Digital financial assets enhance businesses’ ability to secure financing across various sectors. By utilizing different forms of digital financial assets, improving their turnover periods, and ensuring reliable, well-founded returns, these assets have become a popular choice for investment during periods of stabilization and declining interest rates. Today, the growing interest in DFAs is already evident as the key rate reaches a plateau.

Currently, digital financial assets are primarily a local market tool. However, new legislative measures and international agreements among regulators of digital financial assets are expected to enable their use in global transactions. Despite this, regulatory mechanisms impose several restrictions on the participation of foreign entities. One such restriction is the mandatory use of Russian information and payment systems by all participants, which may not always be suitable for foreign parties. It is also important to consider that in the global market, the potential opportunities and risks for digital financial assets will be significantly influenced by a wide range of factors, including economic, political, legislative, technological, and social risks.

Danila Ladnyuk, financier, founder of D1 Capital family office 

– In my view, digital financial assets are not merely a passing trend but a practical and effective tool. They are already being used to issue digital bonds, raise financing, and facilitate settlements within companies. If current trends persist, we can expect the market for digital financial assets to continue growing at double-digit rates annually. However, this growth will hinge on the further development of legislation, the trust businesses and investors place in the tool, and its integration with traditional financial systems.
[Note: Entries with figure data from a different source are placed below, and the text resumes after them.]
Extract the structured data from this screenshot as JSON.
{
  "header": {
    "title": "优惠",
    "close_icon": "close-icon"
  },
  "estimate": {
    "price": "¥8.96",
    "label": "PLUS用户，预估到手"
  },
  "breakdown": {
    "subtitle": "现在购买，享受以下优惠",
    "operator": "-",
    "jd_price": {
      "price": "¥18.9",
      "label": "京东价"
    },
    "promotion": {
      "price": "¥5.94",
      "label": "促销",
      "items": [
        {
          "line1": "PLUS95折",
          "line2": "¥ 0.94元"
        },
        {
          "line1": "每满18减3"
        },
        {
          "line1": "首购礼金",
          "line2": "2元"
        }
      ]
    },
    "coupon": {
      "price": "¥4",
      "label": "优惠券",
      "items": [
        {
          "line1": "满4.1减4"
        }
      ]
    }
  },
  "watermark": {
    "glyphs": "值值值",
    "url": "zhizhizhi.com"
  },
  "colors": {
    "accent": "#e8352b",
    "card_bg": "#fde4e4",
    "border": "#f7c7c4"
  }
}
Currently, DFAs are primarily utilized in Russia as a B2B solution, with major companies using them to raise capital and manage financial flows. As regards B2C sector, there are no accessible products that could appeal to the mass retail investor. Yet, in the long term, DFAs may become an alternative to traditional investment tools.

That said, DFAs largely serve as an instrument for domestic operations within the issuing country. Due to sanctions and regulatory constraints, Russian DFAs have limited access to global markets. On the international stage, digital assets are evolving towards cross-border payment solutions and digital bonds. DFAs may eventually become a globally recognized financial instrument if they are recognized internationally and are subject to standardized regulations.

Ilya Pereleshin, Investment Director, Atomic Capital

– For DFAs to achieve international recognition, a generally reliable international digital asset operator is required. Alternatively, a blockchain network could be created for decentralized transaction processing, ensuring no single entity controls over half of validator capacity. However, neither of these possibilities is expected in the near future. Traditional assets involve national or supranational depositories that have established a reputation for securing transaction accuracy and integrity. However, time has exposed their vulnerabilities, as shown by the Euroclear case. In the realm of DFAs, no single national operator exists; instead, there are multiple licensed companies authorized to issue and conduct operations. As a result, the foreign investor is exposed to both the issuer’s and the operator’s risks. While DFAs may appear to be accessible, they essentially cannot be used for active transactions that involve non-resident investors.